Gasverwijdering uit de darmen. Bij atonie, het darmlumen, hoopt zich een grote hoeveelheid gassen op in het lumen, als gevolg van de voortdurende processen van rotting en fermentatie. Meestal gebeurt dit bij peritonitis en na een buikoperatie. Overmatige ophoping van gassen veroorzaakt pijn, bemoeilijkt de ademhaling en zorgt ervoor dat u zich slechter voelt. Onder normale omstandigheden komen gassen vrij door peristaltiek via de anus. Na de operatie treedt spasmen van de sluitspieren op en wordt de darmmotiliteit verstoord, waardoor de doorgang van gassen wordt verhinderd. Wanneer een rubberen slang in de anus wordt ingebracht, komen er gassen vrij als gevolg van de verhoogde intratestinale druk, zelfs als er geen peristaltiek is. Een gasuitlaatbuis wordt meestal geplaatst na een laxerend klysma of microklysma met glycerine.

De patiënt wordt op een rubberen cirkel gelegd, bedekt met een luier, zodat lekkende darminhoud geen vlekken op het bed veroorzaakt.
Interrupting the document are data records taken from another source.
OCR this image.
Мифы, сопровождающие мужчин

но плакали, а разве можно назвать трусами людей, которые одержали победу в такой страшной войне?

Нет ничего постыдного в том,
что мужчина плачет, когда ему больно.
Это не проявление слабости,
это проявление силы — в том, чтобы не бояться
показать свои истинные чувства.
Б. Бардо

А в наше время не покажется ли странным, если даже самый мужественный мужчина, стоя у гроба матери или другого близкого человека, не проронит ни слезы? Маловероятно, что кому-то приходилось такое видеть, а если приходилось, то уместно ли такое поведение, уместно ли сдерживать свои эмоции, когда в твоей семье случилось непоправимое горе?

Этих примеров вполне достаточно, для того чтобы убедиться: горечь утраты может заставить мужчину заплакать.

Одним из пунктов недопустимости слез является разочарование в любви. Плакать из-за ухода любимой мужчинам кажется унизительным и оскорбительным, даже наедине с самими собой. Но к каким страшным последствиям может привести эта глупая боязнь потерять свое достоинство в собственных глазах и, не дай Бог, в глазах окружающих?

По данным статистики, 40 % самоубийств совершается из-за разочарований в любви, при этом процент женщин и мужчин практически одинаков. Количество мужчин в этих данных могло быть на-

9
Een rubberen sonde met een afgerond uiteinde en zijgaten wordt in de anus ingebracht, ingesmeerd met vaseline en voorzichtig met roterende bewegingen bewogen tot een diepte van 10-15 cm. Het uiteinde van de buis wordt in een ondersteek neergelaten die tussen de anus van de patiënt wordt geplaatst. benen. De buis wordt enkele uren op zijn plaats gelaten, waarbij de patiënt op zijn rug ligt. Na het verwijderen van de gasafvoerslang wordt het anusgebied gewassen met warm water en wordt een stukje watten tussen de billen geplaatst.

109. Onderzoek van chirurgische patiënten. Doelgerichte verheldering van de klachten van de patiënt en de geschiedenis van de ziekte. Gelijktijdige, eerdere ziekten en operaties. Tolerantie voor medicijnen.

Het subjectieve deel van de medische geschiedenis begint met het ophelderen van klachten – waar de patiënt zich zorgen over maakt op het moment van opname. Bij het verzamelen van klachten wordt van de student verwacht dat hij aandachtig en gevoelig is voor de patiënt. Om alle noodzakelijke kenmerken van de ziekte te achterhalen, moet je over een bepaalde vaardigheid beschikken: weten welke vragen je moet stellen, waar je speciale aandacht aan moet besteden, wat je moet overslaan, enz. Het is altijd nodig om het gesprek op de juiste manier te leiden. richting, waardoor de patiënt niet kan afdwalen van het gespreksonderwerp, maar bij dit onderwerp blijft. Dit is uiterst attent en tactvol voor de patiënt, waardoor de maximale openhartigheid van de patiënt kan worden bereikt. Dit alles betreft niet alleen het verzamelen van klachten, maar ook het gehele subjectieve deel van de medische geschiedenis.

Alle klachten kunnen in twee groepen worden verdeeld:

Belangrijkste klachten;

Onderzoek naar systemen en organen.

Belangrijkste klachten

Na te hebben gevraagd naar klachten, uit de patiënt direct zijn gevoelens op het moment van onderzoek of sensaties die kenmerkend zijn voor zijn huidige toestand.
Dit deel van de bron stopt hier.